Women’s Lives

I am almost finished with Jimmy Carter’s memoir of his childhood in Plains, Georgia, called An Hour Before Daylight. He gives a detailed view of a way of life in our country that is disappearing: small town communities. I am a little bothered by his somewhat cavalier attitude towards the lives of minorities and women, though. He grew up in a segregated world and that’s the way it was. He admits several times that he just didn’t really think about what it must have been like to be a disenfranchised Black in the South during the Depression.

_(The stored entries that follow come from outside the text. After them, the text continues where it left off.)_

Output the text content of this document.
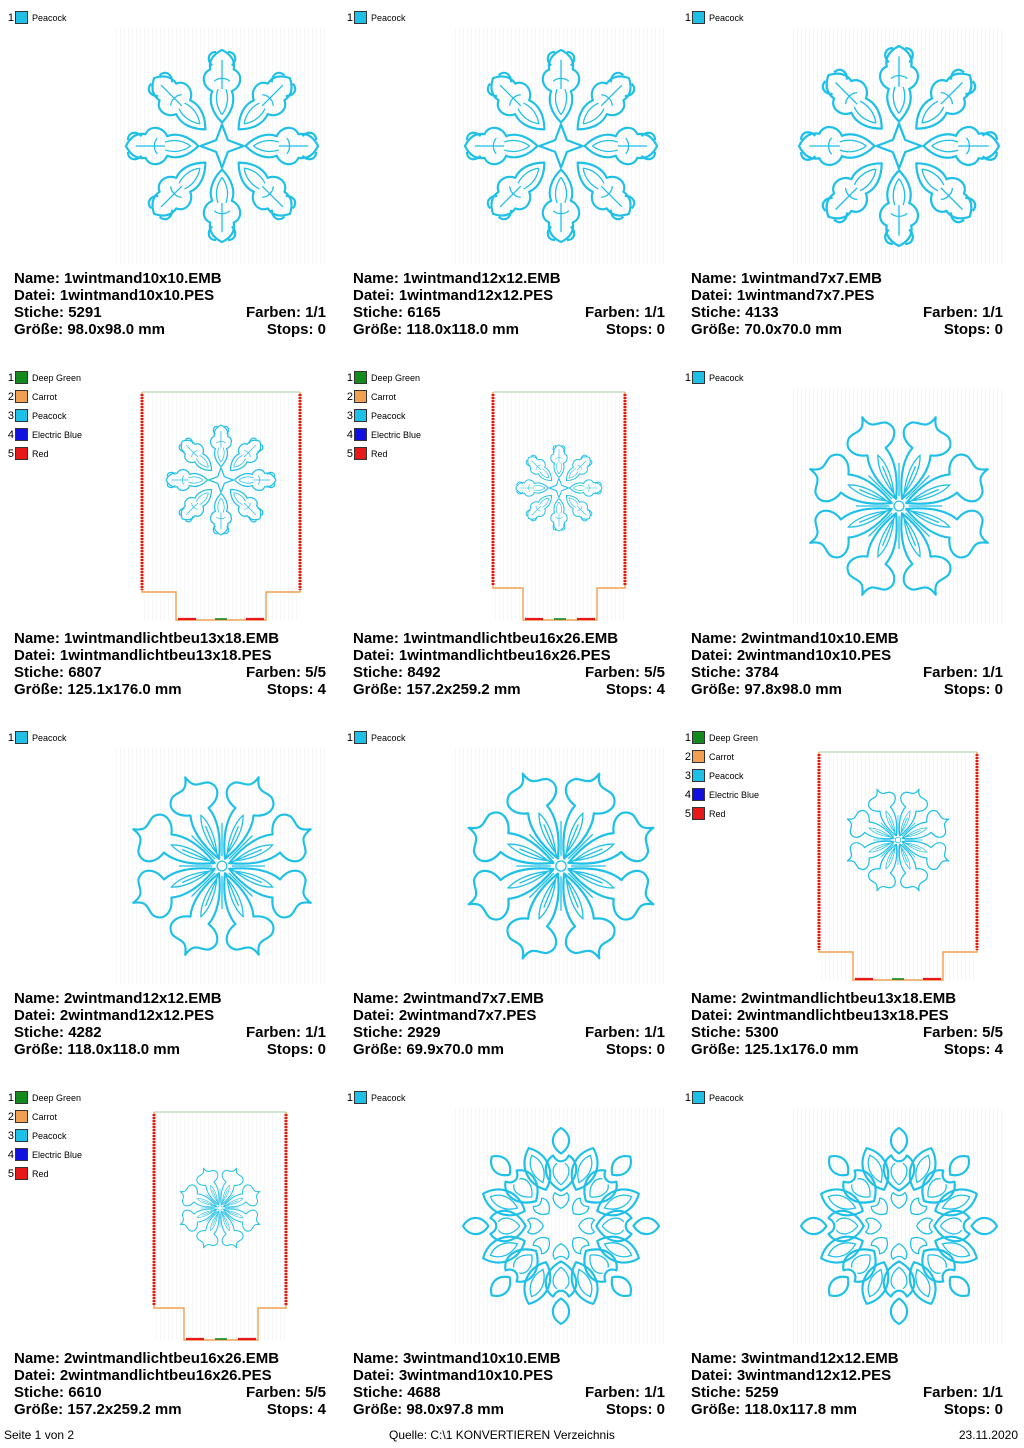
1 Peacock
Name: 1wintmand10x10.EMB
Datei: 1wintmand10x10.PES
Stiche: 5291	Farben: 1/1
Größe: 98.0x98.0 mm	Stops: 0
1 Peacock
Name: 1wintmand12x12.EMB
Datei: 1wintmand12x12.PES
Stiche: 6165	Farben: 1/1
Größe: 118.0x118.0 mm	Stops: 0
1 Peacock
Name: 1wintmand7x7.EMB
Datei: 1wintmand7x7.PES
Stiche: 4133	Farben: 1/1
Größe: 70.0x70.0 mm	Stops: 0
1 Deep Green
2 Carrot
3 Peacock
4 Electric Blue
5 Red
Name: 1wintmandlichtbeu13x18.EMB
Datei: 1wintmandlichtbeu13x18.PES
Stiche: 6807	Farben: 5/5
Größe: 125.1x176.0 mm	Stops: 4
1 Deep Green
2 Carrot
3 Peacock
4 Electric Blue
5 Red
Name: 1wintmandlichtbeu16x26.EMB
Datei: 1wintmandlichtbeu16x26.PES
Stiche: 8492	Farben: 5/5
Größe: 157.2x259.2 mm	Stops: 4
1 Peacock
Name: 2wintmand10x10.EMB
Datei: 2wintmand10x10.PES
Stiche: 3784	Farben: 1/1
Größe: 97.8x98.0 mm	Stops: 0
1 Peacock
Name: 2wintmand12x12.EMB
Datei: 2wintmand12x12.PES
Stiche: 4282	Farben: 1/1
Größe: 118.0x118.0 mm	Stops: 0
1 Peacock
Name: 2wintmand7x7.EMB
Datei: 2wintmand7x7.PES
Stiche: 2929	Farben: 1/1
Größe: 69.9x70.0 mm	Stops: 0
1 Deep Green
2 Carrot
3 Peacock
4 Electric Blue
5 Red
Name: 2wintmandlichtbeu13x18.EMB
Datei: 2wintmandlichtbeu13x18.PES
Stiche: 5300	Farben: 5/5
Größe: 125.1x176.0 mm	Stops: 4
1 Deep Green
2 Carrot
3 Peacock
4 Electric Blue
5 Red
Name: 2wintmandlichtbeu16x26.EMB
Datei: 2wintmandlichtbeu16x26.PES
Stiche: 6610	Farben: 5/5
Größe: 157.2x259.2 mm	Stops: 4
1 Peacock
Name: 3wintmand10x10.EMB
Datei: 3wintmand10x10.PES
Stiche: 4688	Farben: 1/1
Größe: 98.0x97.8 mm	Stops: 0
1 Peacock
Name: 3wintmand12x12.EMB
Datei: 3wintmand12x12.PES
Stiche: 5259	Farben: 1/1
Größe: 118.0x117.8 mm	Stops: 0
Seite 1 von 2	Quelle: C:\1 KONVERTIEREN Verzeichnis	23.11.2020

Right now, I’m stumbling over a paragraph where he describes his grandmother’s life:

“On Sundays, everyone went to Sunday school and church, so Grandma had to prepare most of the large dinner in advance, perhaps cooking just the biscuits and fried chicken after the services were over. For one afternoon a wekk, she joined some of the other ladies of the community in a quilting bee, all of them sewing while they discusssed affairs of their families and the community. I can see now that hers was a complete life, not much different from that of most Southern women of her time. She was proud and grateful to serve the other members of her family, who more or less took her for granted” (p. 244).

This description should certainly apply to my own grandmothers. Women had a place, they had a job to do, but was it a complete life? If she had had any choice at all, would she have chosen this life? I keep stumbling over the word “grateful” because she was serving some very ungrateful people, evidently. How does he know she was grateful? Or even proud? Were there days when she would have preferred to sit and read a book or just look out the window without doing anything? Did she feel her life was complete? And did she have anything to compare it with if, as Carter suggests, she led a very typical life.

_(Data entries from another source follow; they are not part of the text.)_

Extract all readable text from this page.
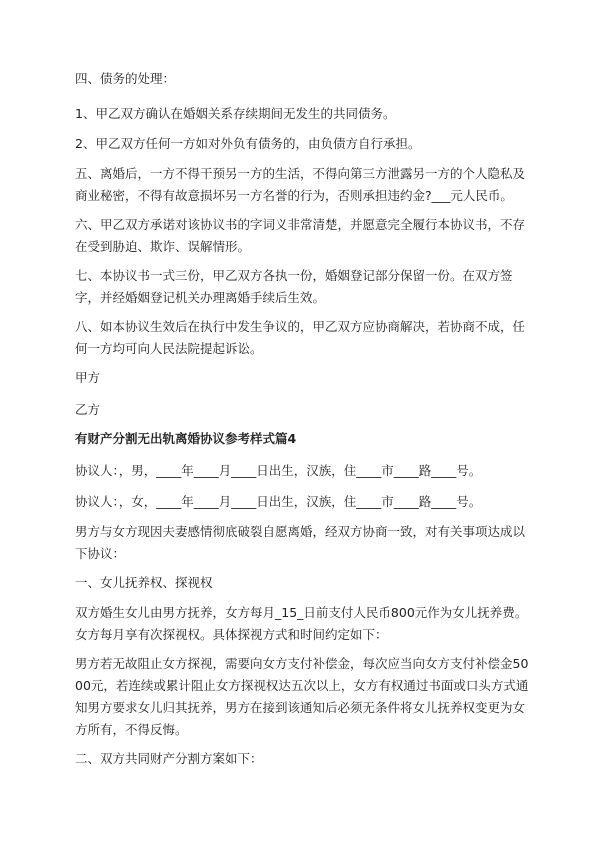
四、债务的处理：

1、甲乙双方确认在婚姻关系存续期间无发生的共同债务。

2、甲乙双方任何一方如对外负有债务的，由负债方自行承担。

五、离婚后，一方不得干预另一方的生活，不得向第三方泄露另一方的个人隐私及商业秘密，不得有故意损坏另一方名誉的行为，否则承担违约金?___元人民币。

六、甲乙双方承诺对该协议书的字词义非常清楚，并愿意完全履行本协议书，不存在受到胁迫、欺诈、误解情形。

七、本协议书一式三份，甲乙双方各执一份，婚姻登记部分保留一份。在双方签字，并经婚姻登记机关办理离婚手续后生效。

八、如本协议生效后在执行中发生争议的，甲乙双方应协商解决，若协商不成，任何一方均可向人民法院提起诉讼。

甲方

乙方

有财产分割无出轨离婚协议参考样式篇4

协议人：，男，____年____月____日出生，汉族，住____市____路____号。

协议人：，女，____年____月____日出生，汉族，住____市____路____号。

男方与女方现因夫妻感情彻底破裂自愿离婚，经双方协商一致，对有关事项达成以下协议：

一、女儿抚养权、探视权

双方婚生女儿由男方抚养，女方每月_15_日前支付人民币800元作为女儿抚养费。女方每月享有次探视权。具体探视方式和时间约定如下：

男方若无故阻止女方探视，需要向女方支付补偿金，每次应当向女方支付补偿金5000元，若连续或累计阻止女方探视权达五次以上，女方有权通过书面或口头方式通知男方要求女儿归其抚养，男方在接到该通知后必须无条件将女儿抚养权变更为女方所有，不得反悔。

二、双方共同财产分割方案如下：
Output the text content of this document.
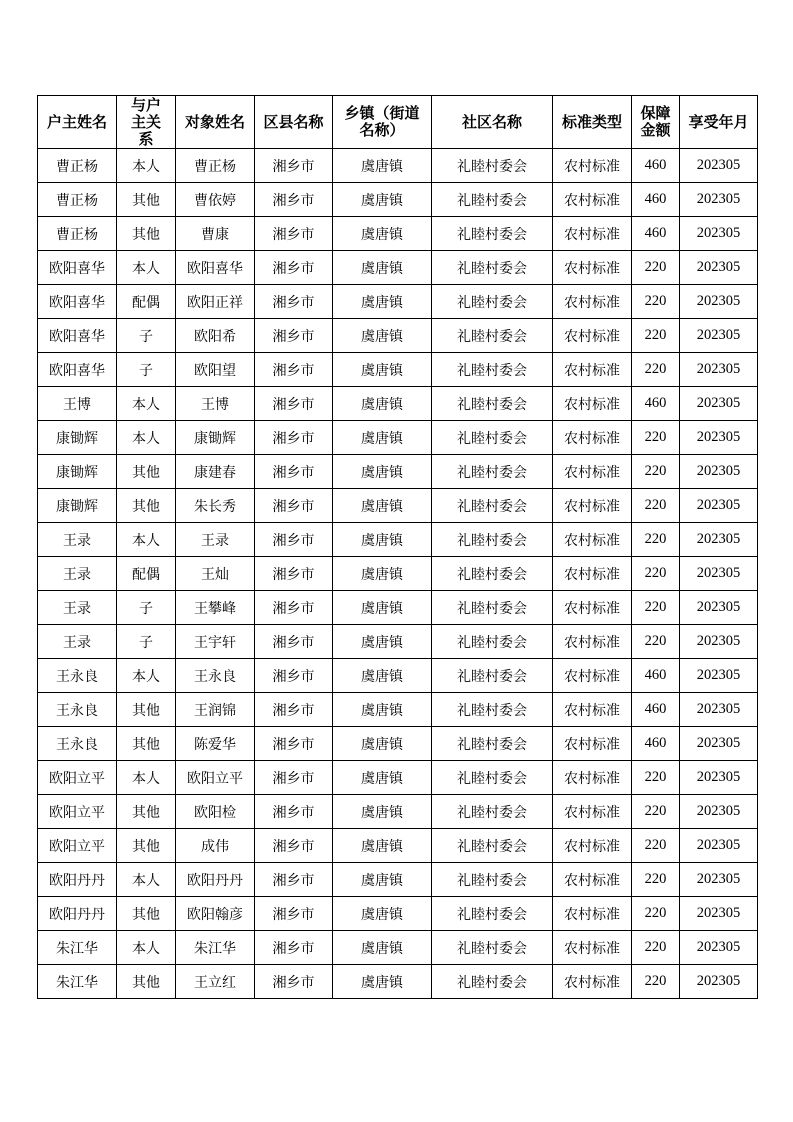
户主姓名	与户主关系	对象姓名	区县名称	乡镇（街道名称）	社区名称	标准类型	保障金额	享受年月
曹正杨	本人	曹正杨	湘乡市	虞唐镇	礼睦村委会	农村标准	460	202305
曹正杨	其他	曹依婷	湘乡市	虞唐镇	礼睦村委会	农村标准	460	202305
曹正杨	其他	曹康	湘乡市	虞唐镇	礼睦村委会	农村标准	460	202305
欧阳喜华	本人	欧阳喜华	湘乡市	虞唐镇	礼睦村委会	农村标准	220	202305
欧阳喜华	配偶	欧阳正祥	湘乡市	虞唐镇	礼睦村委会	农村标准	220	202305
欧阳喜华	子	欧阳希	湘乡市	虞唐镇	礼睦村委会	农村标准	220	202305
欧阳喜华	子	欧阳望	湘乡市	虞唐镇	礼睦村委会	农村标准	220	202305
王博	本人	王博	湘乡市	虞唐镇	礼睦村委会	农村标准	460	202305
康锄辉	本人	康锄辉	湘乡市	虞唐镇	礼睦村委会	农村标准	220	202305
康锄辉	其他	康建春	湘乡市	虞唐镇	礼睦村委会	农村标准	220	202305
康锄辉	其他	朱长秀	湘乡市	虞唐镇	礼睦村委会	农村标准	220	202305
王录	本人	王录	湘乡市	虞唐镇	礼睦村委会	农村标准	220	202305
王录	配偶	王灿	湘乡市	虞唐镇	礼睦村委会	农村标准	220	202305
王录	子	王攀峰	湘乡市	虞唐镇	礼睦村委会	农村标准	220	202305
王录	子	王宇轩	湘乡市	虞唐镇	礼睦村委会	农村标准	220	202305
王永良	本人	王永良	湘乡市	虞唐镇	礼睦村委会	农村标准	460	202305
王永良	其他	王润锦	湘乡市	虞唐镇	礼睦村委会	农村标准	460	202305
王永良	其他	陈爱华	湘乡市	虞唐镇	礼睦村委会	农村标准	460	202305
欧阳立平	本人	欧阳立平	湘乡市	虞唐镇	礼睦村委会	农村标准	220	202305
欧阳立平	其他	欧阳检	湘乡市	虞唐镇	礼睦村委会	农村标准	220	202305
欧阳立平	其他	成伟	湘乡市	虞唐镇	礼睦村委会	农村标准	220	202305
欧阳丹丹	本人	欧阳丹丹	湘乡市	虞唐镇	礼睦村委会	农村标准	220	202305
欧阳丹丹	其他	欧阳翰彦	湘乡市	虞唐镇	礼睦村委会	农村标准	220	202305
朱江华	本人	朱江华	湘乡市	虞唐镇	礼睦村委会	农村标准	220	202305
朱江华	其他	王立红	湘乡市	虞唐镇	礼睦村委会	农村标准	220	202305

It has taken me awhile to finish this book and I didn’t really expect much from it at the beginning other than a lot of fond reminisences about life in Georgia (all biscuits and peaches). But I’ve found myself really mulling over some of Carter’s comments. I really respect the man, more than any of our other presidents both living and dead, and I guess I ultimately admire his honesty in this book when he admits that he did not fight against racism or segregation but accepted it as the natural order of the world.